Gericht verdonnert Bundesrepublik: IS-Frau muss zurückgeholt werden

Ein Gericht verpflichtet die Bundesrepublik, eine deutsche IS-Anhängerin aus Syrien zurückholen. Der Beschluss hat Folgen auch für andere Fälle.

Vollverschleierte Frauen

Rückkehr deutscher IS-Anhängerinnen? Frauen im Al-Hol-Camp in Syrien. Foto: ap

BERLIN taz | Es ist eine Entscheidung, die weitreichende Folgen haben dürfte: Am Donnerstagnachmittag veröffentlichte das Oberverwaltungsgericht (OVG) Berlin-Brandenburg einen Beschluss, in dem die Bundesregierung verpflichtet wird, eine IS-Anhängerin aus Wolfsburg aus dem kurdischen Lager Al-Hol in Syrien nach Deutschland zurückzuholen. Dies gelte „unverzüglich“.

Die Frau hatte bereits im Mai auf ihre Rückholung nach Deutschland geklagt, zusammen mit ihren drei Kindern, die acht, sieben und drei Jahre alt sind. Die 27-Jährige hatte Ende 2014 mit zwei der Kinder Niedersachsen verlassen, um sich dem „Islamischen Staat“ anzuschließen.
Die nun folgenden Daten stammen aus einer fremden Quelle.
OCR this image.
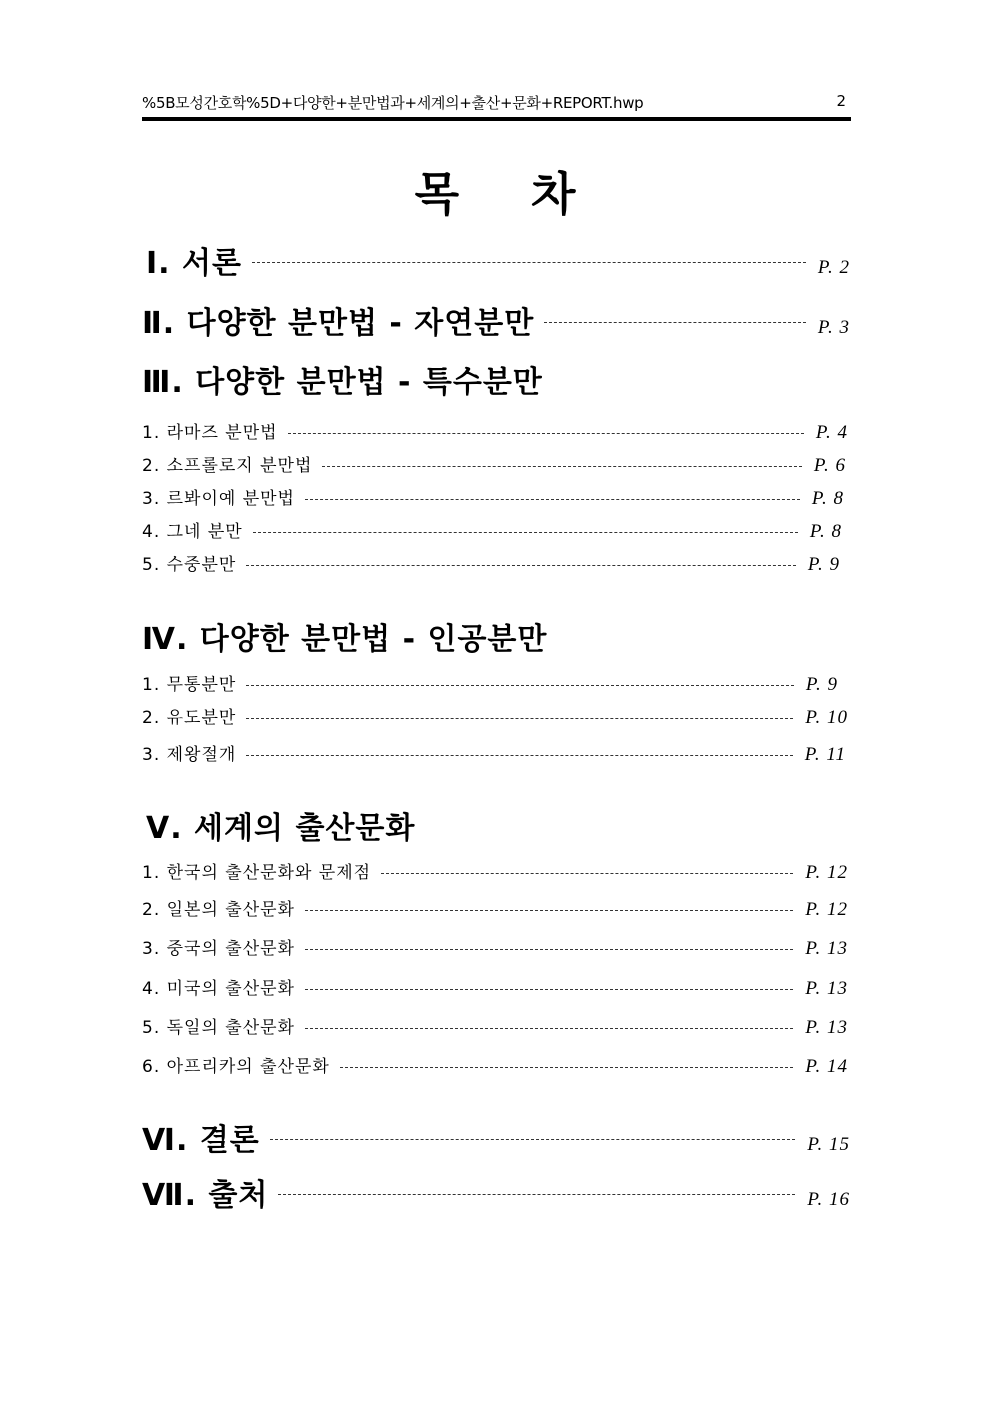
%5B모성간호학%5D+다양한+분만법과+세계의+출산+문화+REPORT.hwp	2
목 차
Ⅰ. 서론	P. 2
Ⅱ. 다양한 분만법 - 자연분만	P. 3
Ⅲ. 다양한 분만법 - 특수분만
1. 라마즈 분만법	P. 4
2. 소프롤로지 분만법	P. 6
3. 르봐이예 분만법	P. 8
4. 그네 분만	P. 8
5. 수중분만	P. 9
Ⅳ. 다양한 분만법 - 인공분만
1. 무통분만	P. 9
2. 유도분만	P. 10
3. 제왕절개	P. 11
Ⅴ. 세계의 출산문화
1. 한국의 출산문화와 문제점	P. 12
2. 일본의 출산문화	P. 12
3. 중국의 출산문화	P. 13
4. 미국의 출산문화	P. 13
5. 독일의 출산문화	P. 13
6. 아프리카의 출산문화	P. 14
Ⅵ. 결론	P. 15
Ⅶ. 출처	P. 16
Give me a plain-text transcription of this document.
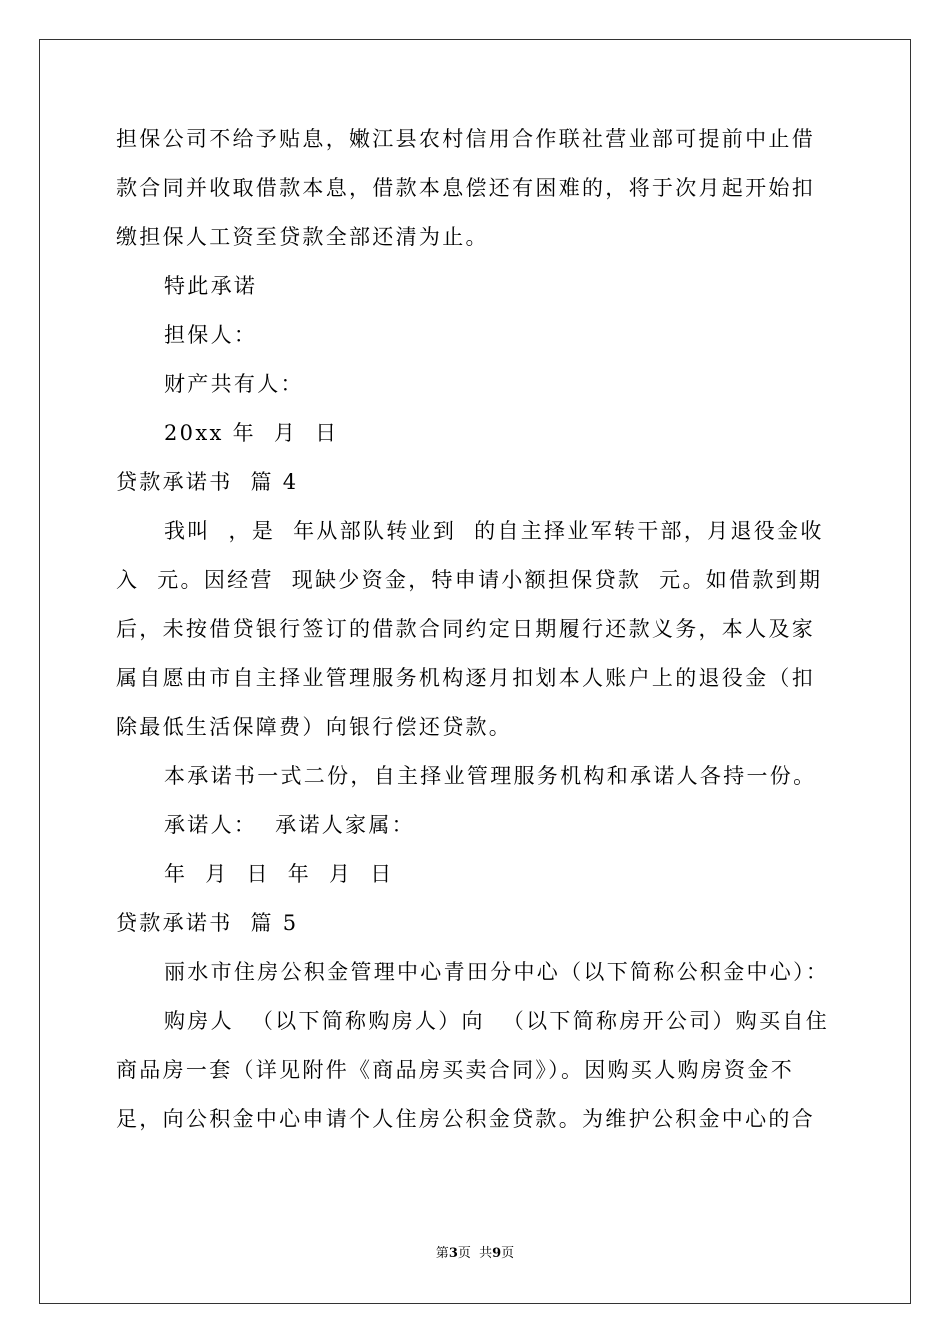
担保公司不给予贴息，嫩江县农村信用合作联社营业部可提前中止借
款合同并收取借款本息，借款本息偿还有困难的，将于次月起开始扣
缴担保人工资至贷款全部还清为止。
特此承诺
担保人：
财产共有人：
20xx 年  月  日
贷款承诺书  篇 4
我叫  ，是  年从部队转业到  的自主择业军转干部，月退役金收
入  元。因经营  现缺少资金，特申请小额担保贷款  元。如借款到期
后，未按借贷银行签订的借款合同约定日期履行还款义务，本人及家
属自愿由市自主择业管理服务机构逐月扣划本人账户上的退役金（扣
除最低生活保障费）向银行偿还贷款。
本承诺书一式二份，自主择业管理服务机构和承诺人各持一份。
承诺人：  承诺人家属：
年  月  日  年  月  日
贷款承诺书  篇 5
丽水市住房公积金管理中心青田分中心（以下简称公积金中心）：
购房人  （以下简称购房人）向  （以下简称房开公司）购买自住
商品房一套（详见附件《商品房买卖合同》）。因购买人购房资金不
足，向公积金中心申请个人住房公积金贷款。为维护公积金中心的合
第3页  共9页
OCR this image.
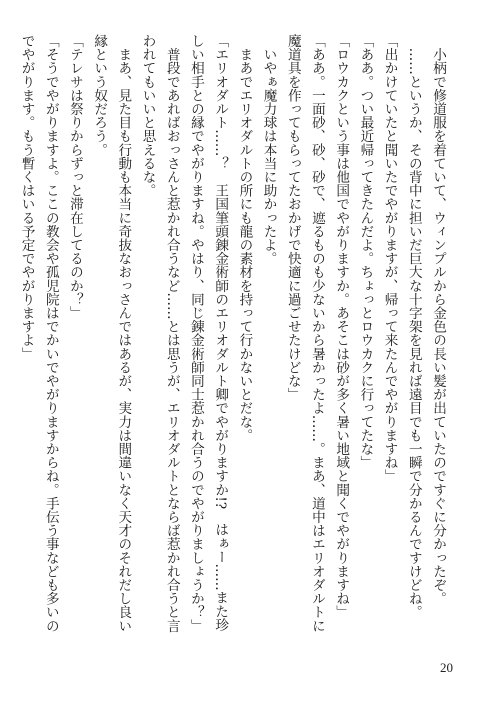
　小柄で修道服を着ていて、ウィンプルから金色の長い髪が出ていたのですぐに分かったぞ。

　……というか、その背中に担いだ巨大な十字架を見れば遠目でも一瞬で分かるんですけどね。

「出かけていたと聞いたでやがりますが、帰って来たんでやがりますね」

「ああ。つい最近帰ってきたんだよ。ちょっとロウカクに行ってたな」

「ロウカクという事は他国でやがりますか。あそこは砂が多く暑い地域と聞くでやがりますね」

「ああ。一面砂、砂、砂で、遮るものも少ないから暑かったよ……。まあ、道中はエリオダルトに

魔道具を作ってもらってたおかげで快適に過ごせたけどな」

　いやぁ魔力球は本当に助かったよ。

　まあでエリオダルトの所にも龍の素材を持って行かないとだな。

「エリオダルト……？　王国筆頭錬金術師のエリオダルト卿でやがりますか!?　はぁー……また珍

しい相手との縁でやがりますね。やはり、同じ錬金術師同士惹かれ合うのでやがりましょうか？」

　普段であればおっさんと惹かれ合うなど……とは思うが、エリオダルトとならば惹かれ合うと言

われてもいいと思えるな。

　まあ、見た目も行動も本当に奇抜なおっさんではあるが、実力は間違いなく天才のそれだし良い

縁という奴だろう。

「テレサは祭りからずっと滞在してるのか？」

「そうでやがりますよ。ここの教会や孤児院はでかいでやがりますからね。手伝う事なども多いの

でやがります。もう暫くはいる予定でやがりますよ」

20
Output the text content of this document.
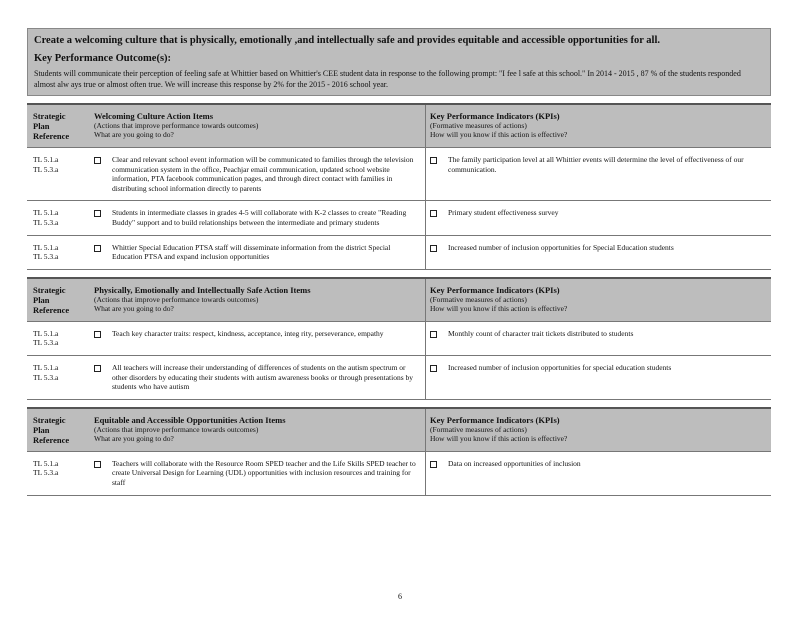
Create a welcoming culture that is physically, emotionally ,and intellectually safe and provides equitable and accessible opportunities for all.
Key Performance Outcome(s):
Students will communicate their perception of feeling safe at Whittier based on Whittier's CEE student data in response to the following prompt: "I fee l safe at this school." In 2014 - 2015 , 87 % of the students responded almost alw ays true or almost often true. We will increase this response by 2% for the 2015 - 2016 school year.
Strategic
Plan
Reference
Welcoming Culture Action Items
(Actions that improve performance towards outcomes)
What are you going to do?
Key Performance Indicators (KPIs)
(Formative measures of actions)
How will you know if this action is effective?
TL 5.1.a
TL 5.3.a
Clear and relevant school event information will be communicated to families through the television communication system in the office, Peachjar email communication, updated school website information, PTA facebook communication pages, and through direct contact with families in distributing school information directly to parents
The family participation level at all Whittier events will determine the level of effectiveness of our communication.
TL 5.1.a
TL 5.3.a
Students in intermediate classes in grades 4-5 will collaborate with K-2 classes to create "Reading Buddy" support and to build relationships between the intermediate and primary students
Primary student effectiveness survey
TL 5.1.a
TL 5.3.a
Whittier Special Education PTSA staff will disseminate information from the district Special Education PTSA and expand inclusion opportunities
Increased number of inclusion opportunities for Special Education students
Strategic
Plan
Reference
Physically, Emotionally and Intellectually Safe Action Items
(Actions that improve performance towards outcomes)
What are you going to do?
Key Performance Indicators (KPIs)
(Formative measures of actions)
How will you know if this action is effective?
TL 5.1.a
TL 5.3.a
Teach key character traits: respect, kindness, acceptance, integ rity, perseverance, empathy	Monthly count of character trait tickets distributed to students
TL 5.1.a
TL 5.3.a
All teachers will increase their understanding of differences of students on the autism spectrum or other disorders by educating their students with autism awareness books or through presentations by students who have autism
Increased number of inclusion opportunities for special education students
Strategic
Plan
Reference
Equitable and Accessible Opportunities Action Items
(Actions that improve performance towards outcomes)
What are you going to do?
Key Performance Indicators (KPIs)
(Formative measures of actions)
How will you know if this action is effective?
TL 5.1.a
TL 5.3.a
Teachers will collaborate with the Resource Room SPED teacher and the Life Skills SPED teacher to create Universal Design for Learning (UDL) opportunities with inclusion resources and training for staff
Data on increased opportunities of inclusion
6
Dort lebte sie in Rakka. Anfang Januar stellte sie sich kurdischen Einheiten nahe der letzten IS-Hochburg Baghuz. Seitdem sitzt die Wolfsburgerin mit tausenden weiteren IS-AnhängerInnen im kurdischen Lager Al-Hol fest.

Das Berliner Verwaltungsgericht hatte bereits am 10. Juli entschieden, dass die Bundesrepublik die Frau mitsamt ihren Kinder zurückholen müsse. Das Auswärtige Amt hatte dagegen eine Beschwerde eingelegt. Es war nur bereit, die Kinder zu holen. Bei der Frau führte sie eine Sicherheitsgefährdung der Bundesrepublik an. Die Bundesanwaltschaft ermittelt gegen die 27-Jährige wegen Mitgliedschaft in einer terroristischen Vereinigung.

Regierung habe keine Gefahr durch die Frau nachgewiesen

Das Oberverwaltungsgericht weist die Beschwerde nun zurück. Für eine tatsächliche Gefährlichkeit habe die Bundesregierung „keine Tatsachen oder Anhaltspunkte benennen können“. Auch eine alleinige Rückholung der Kinder sei nicht möglich, da diese traumatisiert und „zwingend auf den Schutz und die Betreuung ihrer Mutter angewiesen“ seien. Hier habe der grundgesetzlich verbriefte Schutz des familiären Verbundes Vorrang.

Der Beschluss des Oberverwaltungsgerichts ist nicht mehr anfechtbar. Ein Sprecher des Auswärtigen Amtes sagte der taz am Donnerstag nur, die Entscheidung werde nun geprüft.

Die Bundesregierung verweigert seit Monaten eine Rückholung deutscher IS-AnhängerInnen aus Syrien. Sie sieht die Betroffenen als Sicherheitsgefahr und mögliche Attentäter. Offiziell heißt es, es gebe keine offiziellen Kanäle in Syrien, mit denen man die Rückholungen organisieren könne. Einzig drei deutsche Waisenkinder und ein schwer krankes Baby wurden zuletzt von der Bundesregierung zurückgeholt.

Familien bejubeln „Durchbruch“

Die Entscheidung des Oberverwaltungsgerichts war deshalb von vielen Betroffenen mit Spannung erwartet worden. Claudia Dantschke vom Verein „Hayat“, der Angehörige von etlichen Ausgereisten berät, nannte den dortigen Beschluss „einen Durchbruch“. „Darauf haben die Familien lange gewartet. Die Bundesregierung kann sich jetzt nicht mehr wegducken, sondern ist nun zum Handeln gezwungen.“

Dantschke sprach von einer „Klagewelle“, die nun auf die Bundesregierung zurollen werde. Viele weitere Ausgereiste oder ihre Familien hätten auf den Beschluss gewartet und bereits Klageschriften auf Rückholungen vorbereitet. „Für die Familien ist das ein freudiger Tag, weil sich endlich etwas tut.“

Derzeit sitzen etwa 120 Deutsche in kurdischen Lagern in Syrien fest. Nach den Angriffen der Türkei gegen die Kurden sollen zuletzt mehrere IS-AnhängerInnen aus Lagern geflohen seien, darunter vier deutsche Frauen. Zumindest bei den noch festsitzenden Frauen muss die Bundesrepublik nun handeln.